New York Times
January 17, 2002
Whether Walker Knew of Counsel Is Issue
By WILLIAM GLABERSON
A battle has broken out between Attorney General John Ashcroft and lawyers who say they represent John Walker, the Californian-turned-Taliban warrior, about whether investigators improperly kept Mr. Walker from conferring with the lawyers while he was being questioned.
Legal experts said the battle might be laying the groundwork for a defense claim that Mr. Walker's constitutional rights had been violated. If the courts agreed, they could bar prosecutors from using the statements Mr. Walker made during the 45 days he has been held.
"The case against him is almost entirely based on his own statements," said H. Richard Uviller, a criminal law expert at Columbia Law School, "so if those statements are barred from court, there goes the case."
The exchange on the issue began on Tuesday night, after Mr. Ashcroft had outlined the charges against Mr. Walker. A lawyer hired by Mr. Walker's parents issued a statement on behalf of the family saying it appeared that Mr. Walker had not been told a lawyer had been hired for him.
"Despite repeated attempts by his family and his counsel to see him, John has not been given access to a lawyer," the statement said.
Mr. Ashcroft responded yesterday, saying in television appearances that Mr. Walker had been told of his rights under the Supreme Court's 1966 Miranda decision, which declared that suspects must be told they have a right to an attorney and a right to remain silent.
"Both in writing and orally," Mr. Ashcroft said on ABC, "he indicated he wanted to make statements absent an attorney, and that's a right we respect in America."
Mr. Walker's parents have sought to portray him as a naïve youth, but lawyers said a 20-year-old was an adult in the eyes of the law. Many states require permission from parents before officers can question children, but those rules generally permit questioning of people 16 or older.
An adult has the right to decide to speak to investigators without a lawyer. Additionally, a lawyer paid by a relative does not become a person's lawyer until the person agrees to be represented, and Mr. Walker could decide not to be represented by the lawyer his parents hired, James J. Brosnahan.
Further, the Supreme Court has said a suspect does not even have a constitutional right to be informed that a lawyer has been hired by a relative. In a 1986 decision, the justices approved a murder conviction based on a confession, even though the police did not tell the suspect that his sister had arranged for a lawyer.
"We have never read the Constitution to require that the police supply a suspect with a flow of information to help him calibrate his self-interest in deciding whether to speak or stand by his rights," the justices said in that case.
Still, lawyers said yesterday, there was room for a legal battle in the Walker case on several counts. Even though adults can waive their rights, decisions not to confer with a lawyer must be made in a "knowing and intelligent waiver."
The courts have given the authorities wide latitude in defining what is a knowing waiver, often focusing on questions like whether a suspect was threatened or drunk.

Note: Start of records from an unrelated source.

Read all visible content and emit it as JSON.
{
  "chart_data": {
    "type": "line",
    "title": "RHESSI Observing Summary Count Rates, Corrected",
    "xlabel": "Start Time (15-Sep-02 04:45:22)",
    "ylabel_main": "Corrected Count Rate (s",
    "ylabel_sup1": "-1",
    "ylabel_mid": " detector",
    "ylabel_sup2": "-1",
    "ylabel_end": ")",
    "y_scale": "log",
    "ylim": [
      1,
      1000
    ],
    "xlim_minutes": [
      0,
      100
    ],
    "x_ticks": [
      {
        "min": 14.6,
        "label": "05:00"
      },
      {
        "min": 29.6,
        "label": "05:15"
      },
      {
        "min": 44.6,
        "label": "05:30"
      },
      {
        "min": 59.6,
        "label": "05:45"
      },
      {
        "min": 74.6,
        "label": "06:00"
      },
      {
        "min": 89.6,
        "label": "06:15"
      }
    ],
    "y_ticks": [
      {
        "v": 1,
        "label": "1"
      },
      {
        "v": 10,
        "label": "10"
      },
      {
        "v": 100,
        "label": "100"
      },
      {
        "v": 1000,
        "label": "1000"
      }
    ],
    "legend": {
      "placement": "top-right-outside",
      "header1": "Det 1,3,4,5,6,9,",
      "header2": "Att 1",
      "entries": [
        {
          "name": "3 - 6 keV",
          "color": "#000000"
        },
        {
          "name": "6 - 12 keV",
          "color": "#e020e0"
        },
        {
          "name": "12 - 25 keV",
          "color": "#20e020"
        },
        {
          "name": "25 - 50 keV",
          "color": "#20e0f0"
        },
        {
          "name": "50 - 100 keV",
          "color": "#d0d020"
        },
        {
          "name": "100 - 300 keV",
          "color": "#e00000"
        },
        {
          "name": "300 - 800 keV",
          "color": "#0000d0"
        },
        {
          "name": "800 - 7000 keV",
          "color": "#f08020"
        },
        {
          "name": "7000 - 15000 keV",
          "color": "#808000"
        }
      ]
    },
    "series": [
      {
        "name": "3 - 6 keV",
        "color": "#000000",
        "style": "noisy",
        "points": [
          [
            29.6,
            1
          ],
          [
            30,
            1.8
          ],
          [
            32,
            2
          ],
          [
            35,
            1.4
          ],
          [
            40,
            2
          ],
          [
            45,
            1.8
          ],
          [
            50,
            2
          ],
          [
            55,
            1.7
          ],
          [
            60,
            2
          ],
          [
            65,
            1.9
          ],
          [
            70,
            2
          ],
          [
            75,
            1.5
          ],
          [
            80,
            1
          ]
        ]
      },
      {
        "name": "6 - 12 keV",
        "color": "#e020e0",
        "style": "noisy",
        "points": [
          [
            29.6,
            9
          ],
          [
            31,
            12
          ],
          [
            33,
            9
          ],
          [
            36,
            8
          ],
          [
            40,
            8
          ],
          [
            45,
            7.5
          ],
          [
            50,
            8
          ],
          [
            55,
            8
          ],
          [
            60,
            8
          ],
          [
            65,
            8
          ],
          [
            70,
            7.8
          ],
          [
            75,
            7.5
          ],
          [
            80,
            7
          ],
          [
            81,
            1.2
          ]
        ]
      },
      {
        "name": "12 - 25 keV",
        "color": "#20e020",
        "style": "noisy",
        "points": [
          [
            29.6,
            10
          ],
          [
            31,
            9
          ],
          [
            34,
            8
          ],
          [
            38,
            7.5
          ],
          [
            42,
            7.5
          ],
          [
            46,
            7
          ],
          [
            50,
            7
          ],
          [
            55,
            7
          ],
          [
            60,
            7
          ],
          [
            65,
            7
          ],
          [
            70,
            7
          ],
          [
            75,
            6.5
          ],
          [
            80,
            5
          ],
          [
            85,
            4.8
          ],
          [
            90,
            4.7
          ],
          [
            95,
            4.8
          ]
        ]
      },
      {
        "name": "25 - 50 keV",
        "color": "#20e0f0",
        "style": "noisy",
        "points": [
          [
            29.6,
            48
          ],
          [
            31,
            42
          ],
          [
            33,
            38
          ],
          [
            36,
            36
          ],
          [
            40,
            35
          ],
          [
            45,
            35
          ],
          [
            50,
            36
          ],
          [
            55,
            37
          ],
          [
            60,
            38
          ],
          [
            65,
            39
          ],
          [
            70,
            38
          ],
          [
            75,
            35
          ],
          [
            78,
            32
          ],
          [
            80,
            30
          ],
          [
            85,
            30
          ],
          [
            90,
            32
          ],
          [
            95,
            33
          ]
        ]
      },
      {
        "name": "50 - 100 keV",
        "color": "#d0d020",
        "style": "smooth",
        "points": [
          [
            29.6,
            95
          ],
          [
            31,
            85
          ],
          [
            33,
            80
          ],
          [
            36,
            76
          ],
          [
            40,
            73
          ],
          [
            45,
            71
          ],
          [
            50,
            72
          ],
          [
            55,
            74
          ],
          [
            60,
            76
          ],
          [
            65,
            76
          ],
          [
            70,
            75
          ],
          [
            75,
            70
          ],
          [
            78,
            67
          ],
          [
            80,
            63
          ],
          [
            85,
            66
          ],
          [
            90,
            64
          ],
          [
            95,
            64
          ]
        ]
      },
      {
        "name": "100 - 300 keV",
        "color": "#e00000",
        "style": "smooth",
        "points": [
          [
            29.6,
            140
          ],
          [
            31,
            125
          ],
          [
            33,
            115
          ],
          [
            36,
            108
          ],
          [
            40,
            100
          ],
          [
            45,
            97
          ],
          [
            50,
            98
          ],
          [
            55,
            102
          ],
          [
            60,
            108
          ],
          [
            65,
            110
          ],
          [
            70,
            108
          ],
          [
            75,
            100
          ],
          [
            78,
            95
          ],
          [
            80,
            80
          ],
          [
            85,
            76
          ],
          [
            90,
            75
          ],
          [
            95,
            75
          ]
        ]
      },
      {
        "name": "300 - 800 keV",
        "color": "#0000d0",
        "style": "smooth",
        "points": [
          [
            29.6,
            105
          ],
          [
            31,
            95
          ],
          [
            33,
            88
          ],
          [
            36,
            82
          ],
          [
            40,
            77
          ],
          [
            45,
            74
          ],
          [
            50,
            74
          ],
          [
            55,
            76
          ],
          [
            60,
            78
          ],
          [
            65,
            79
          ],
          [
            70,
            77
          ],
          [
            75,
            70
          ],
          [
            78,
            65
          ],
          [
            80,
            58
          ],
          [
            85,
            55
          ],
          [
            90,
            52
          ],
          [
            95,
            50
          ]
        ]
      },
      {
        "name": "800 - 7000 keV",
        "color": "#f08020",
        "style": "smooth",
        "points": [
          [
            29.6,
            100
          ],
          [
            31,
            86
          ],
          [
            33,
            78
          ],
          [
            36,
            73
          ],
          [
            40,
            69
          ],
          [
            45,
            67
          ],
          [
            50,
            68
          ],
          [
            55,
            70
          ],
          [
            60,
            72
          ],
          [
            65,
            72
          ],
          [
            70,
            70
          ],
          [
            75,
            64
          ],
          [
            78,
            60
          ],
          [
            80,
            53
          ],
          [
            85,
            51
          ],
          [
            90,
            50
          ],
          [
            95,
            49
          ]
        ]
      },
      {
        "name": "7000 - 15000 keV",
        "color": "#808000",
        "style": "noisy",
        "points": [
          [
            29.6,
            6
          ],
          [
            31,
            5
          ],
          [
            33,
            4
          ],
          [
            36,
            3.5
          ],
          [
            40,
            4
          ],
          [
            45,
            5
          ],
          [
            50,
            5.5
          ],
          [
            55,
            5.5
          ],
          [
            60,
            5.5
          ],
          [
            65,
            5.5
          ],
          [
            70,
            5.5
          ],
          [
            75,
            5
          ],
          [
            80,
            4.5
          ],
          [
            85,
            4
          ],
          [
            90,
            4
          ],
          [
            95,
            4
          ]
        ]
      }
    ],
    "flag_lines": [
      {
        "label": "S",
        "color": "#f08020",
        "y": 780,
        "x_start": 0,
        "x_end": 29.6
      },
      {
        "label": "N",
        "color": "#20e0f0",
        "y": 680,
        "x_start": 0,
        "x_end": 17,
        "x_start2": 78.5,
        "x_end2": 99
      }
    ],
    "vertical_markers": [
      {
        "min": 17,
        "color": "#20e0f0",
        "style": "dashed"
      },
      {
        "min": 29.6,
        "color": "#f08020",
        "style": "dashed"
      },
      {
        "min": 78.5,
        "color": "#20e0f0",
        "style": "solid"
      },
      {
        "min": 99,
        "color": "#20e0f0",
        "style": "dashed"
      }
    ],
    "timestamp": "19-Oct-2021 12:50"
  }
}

But Nathan Lewin, a prominent Washington defense lawyer, said he expected lawyers for Mr. Walker to argue that after the chaos of Afghanistan, the injured Mr. Walker could not have grasped the implications of declining a lawyer.
Yale Kamisar, an expert on Miranda rights at the University of Michigan Law School, said the length of time Mr. Walker was in custody without his family being able to communicate with him might also be an issue. Mr. Kamisar said the courts had not defined how long the authorities might be able to hold a suspect without disclosing that a lawyer had been hired to represent him.
Some legal experts said yesterday that the Justice Department could make a persuasive case that in a war setting, the authorities would have extensive leeway. Mr. Kamisar said the authorities could justify questioning someone for hours or days without telling him that his family had hired a lawyer.
"But when it turns into a couple of days or more," Professor Kamisar said, "it seems to me the balance shifts in favor of the defense" in its assertion that a suspect should be told a lawyer has been hired to represent him.
"If you've got a constitutional right to have a lawyer," Mr. Lewin said, "you have a right to talk to someone who will hire you a lawyer."